Leading the way to Cape Cod Bay, the historic Ocean Edge Resort and Golf Club overlooking the bay on bucolic Route 6A in Brewster, will have spent $37 million by 2010 in recent resort upgrades, according to Ocean Edge General Manager Robert J. Newman. The resort, owned by Corcoran Jennison of Boston, boasts of 429 acres, 335 luxury rooms, 21,000 square feet of dedicated meeting and function space, five distinct restaurants, six pools, a new redesigned 18-hole championship Jack Nicholas trademark course, 11 world-class tennis courts, on site bike access to both the picturesque Cape Cod Rail Trail and the Cape Cod National Seashore, a wide swath of private sandy beachfront, and a recently completed 12,500 square foot, multi-use function addition to the mansion building with a second floor open-air restaurant, the Ocean Terrace, a lounge and bar that offers seagull views of the bay from Dennis to Provincetown.


Ocean Edge in Brewster added this $12.5 million ballroom addition.There’s more, if you’re counting the beans. Recently completed is a 2,500-square-foot pavilion addition to the course’s Linx Restaurant to accommodate meetings, events and tournaments with putting views of the 18th green. In addition, extensive luxury upgrades are planned for mansion wing guest rooms, and ground will be broken in the fall on a 5,000-square-foot fitness center health club on the Villages side of the resort near the golf course—rounding out other renovations and upgrades at Ocean Edge, which now offers club memberships for golf, pool, fitness and use of the private beach.


In the new era of resorts, Ocean Edge, the former 1890 estate of Roland Nickerson—a National Register of Historic Places site—is as much a private club, as it is a venue for lodging, functions and impressive dining.


“We’re confident that the economy will bounce back, and we want to be prepared to be the premier resort in New England,” said General Manager Newman. “We believe it’s within our grasp.” 



Upgrading


But the competition is stiff, locally and regionally. Just down the street overlooking Pleasant Bay, the Four-Star bucolic Wequassett Inn and Resort with Four-Diamond luxury accommodations has made a similar large investment in recent resort improvements and enhancements—with the on-site upgrades of some of the Cape’s finest restaurants, including the award-winning Twenty Eight Atlantic, the chic renovation of its pool area with wrap-around boardwalk, designed and built by Chatham’s Polhemus Savery DaSilva, the addition of signature bay-view rooms, a spa, new tennis facilities and a children’s center. “It’s been gratifying to see what’s been accomplished,” said Managing Partner Mark J. Novota, noting the resort’s continued commitment to excellence and to positioning itself for an economic rebound.
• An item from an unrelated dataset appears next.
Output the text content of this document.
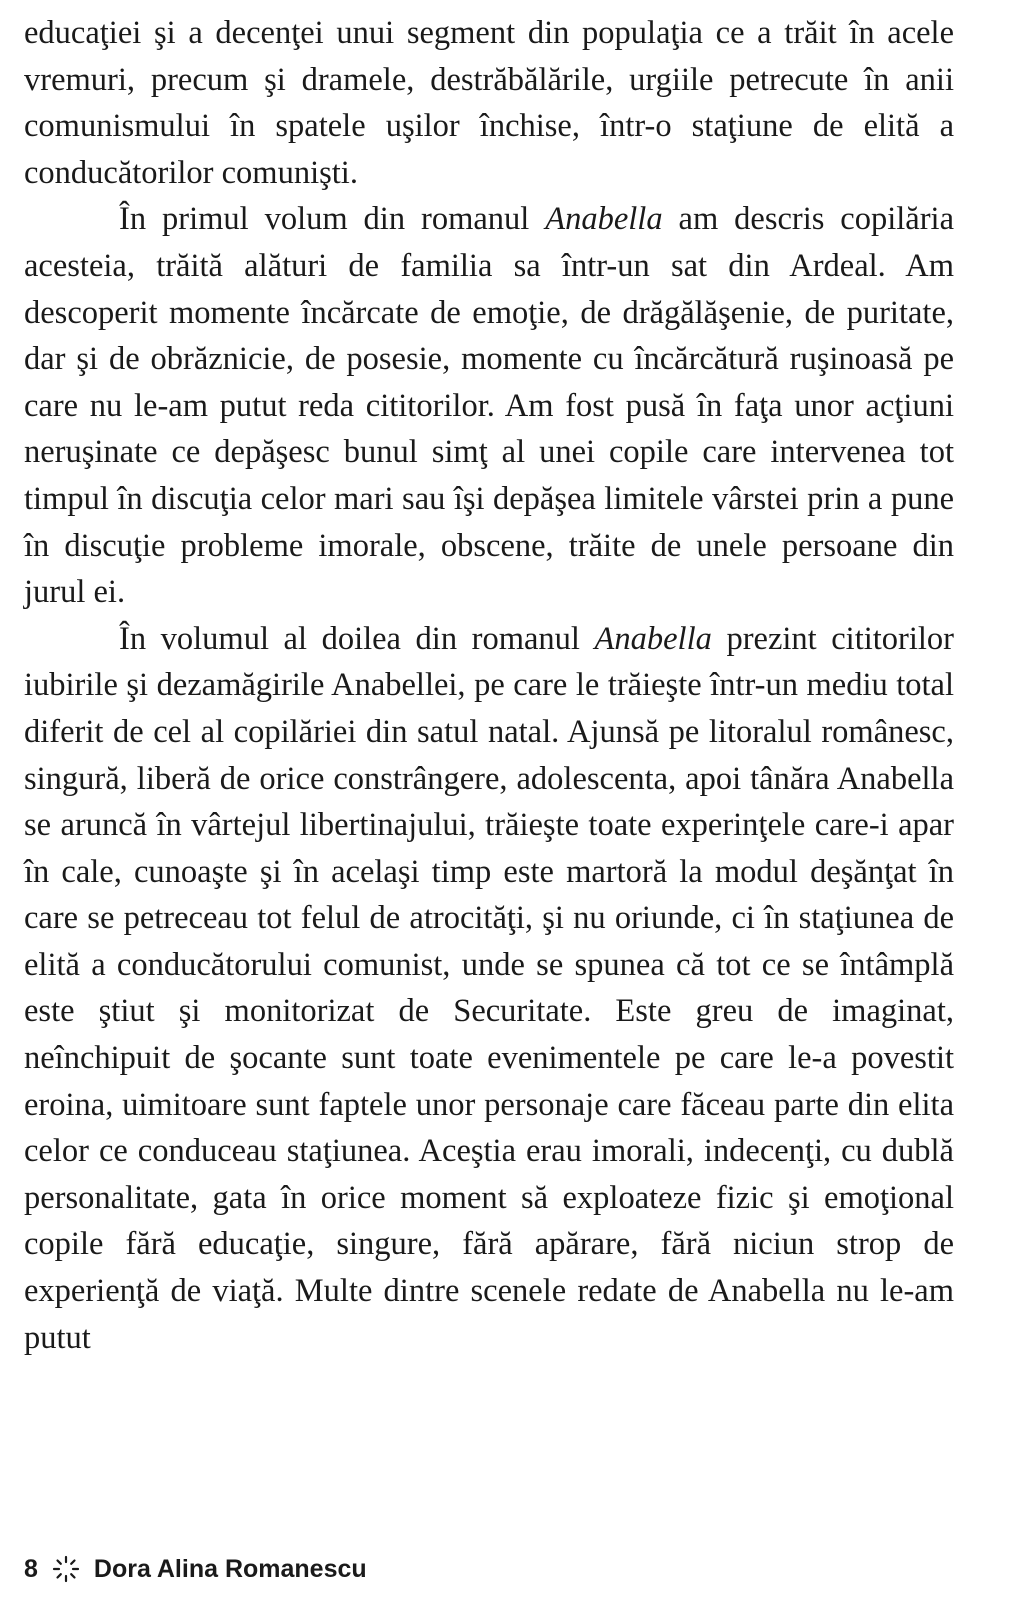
educaţiei şi a decenţei unui segment din populaţia ce a trăit în acele vremuri, precum şi dramele, destrăbălările, urgiile petrecute în anii comunismului în spatele uşilor închise, într-o staţiune de elită a conducătorilor comunişti.

În primul volum din romanul Anabella am descris copilăria acesteia, trăită alături de familia sa într-un sat din Ardeal. Am descoperit momente încărcate de emoţie, de drăgălăşenie, de puritate, dar şi de obrăznicie, de posesie, momente cu încărcătură ruşinoasă pe care nu le-am putut reda cititorilor. Am fost pusă în faţa unor acţiuni neruşinate ce depăşesc bunul simţ al unei copile care intervenea tot timpul în discuţia celor mari sau îşi depăşea limitele vârstei prin a pune în discuţie probleme imorale, obscene, trăite de unele persoane din jurul ei.

În volumul al doilea din romanul Anabella prezint cititorilor iubirile şi dezamăgirile Anabellei, pe care le trăieşte într-un mediu total diferit de cel al copilăriei din satul natal. Ajunsă pe litoralul românesc, singură, liberă de orice constrângere, adolescenta, apoi tânăra Anabella se aruncă în vârtejul libertinajului, trăieşte toate experinţele care-i apar în cale, cunoaşte şi în acelaşi timp este martoră la modul deşănţat în care se petreceau tot felul de atrocităţi, şi nu oriunde, ci în staţiunea de elită a conducătorului comunist, unde se spunea că tot ce se întâmplă este ştiut şi monitorizat de Securitate. Este greu de imaginat, neînchipuit de şocante sunt toate evenimentele pe care le-a povestit eroina, uimitoare sunt faptele unor personaje care făceau parte din elita celor ce conduceau staţiunea. Aceştia erau imorali, indecenţi, cu dublă personalitate, gata în orice moment să exploateze fizic şi emoţional copile fără educaţie, singure, fără apărare, fără niciun strop de experienţă de viaţă. Multe dintre scenele redate de Anabella nu le-am putut

8 Dora Alina Romanescu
“We believe the resort business will rebound strong on the Cape and elsewhere, and we’re working diligently to set the standard.”


History is a cornerstone of such Cape Cod resorts. The Wequasset Inn and Resort, the only area resort to be a member of the prestigious Preferred Hotels and Resorts Worldwide, is located on the shores where Sachem John Quason Towsowett in 1665 sold land to William Nickerson, who settled the Town of Chatham. For more than 400 years, the Wampanoag Indians chipped arrowheads here and gathered quahogs for wampum.



Bar None


Follow the prevailing summer winds about three miles to the southeast and you’ll come across the Chatham Bars Inn, with its commanding view of Chatham’s Outer Harbor and North Beach where seals pile up in the sun like a rock jetty. Impressive expansions and upgrades continue here. Setting off the first volley years ago in these Resort Wars, the Chatham Bars Inn—the former 1912 rambling and refined seaside lodge of Charles Ashley Hardy, a prominent Boston stockbroker—invested millions in new properties, renovations, expansions and upgrades of this world-renowned landmark, not far from pastoral Chatham Village.


The ten-mile loop from Brewster on Cape Cod Bay to Chatham along the Great Outer Beach on the Atlantic, with its three graceful resorts, offers some of the most stylish stretch of resorts per square mile in the East.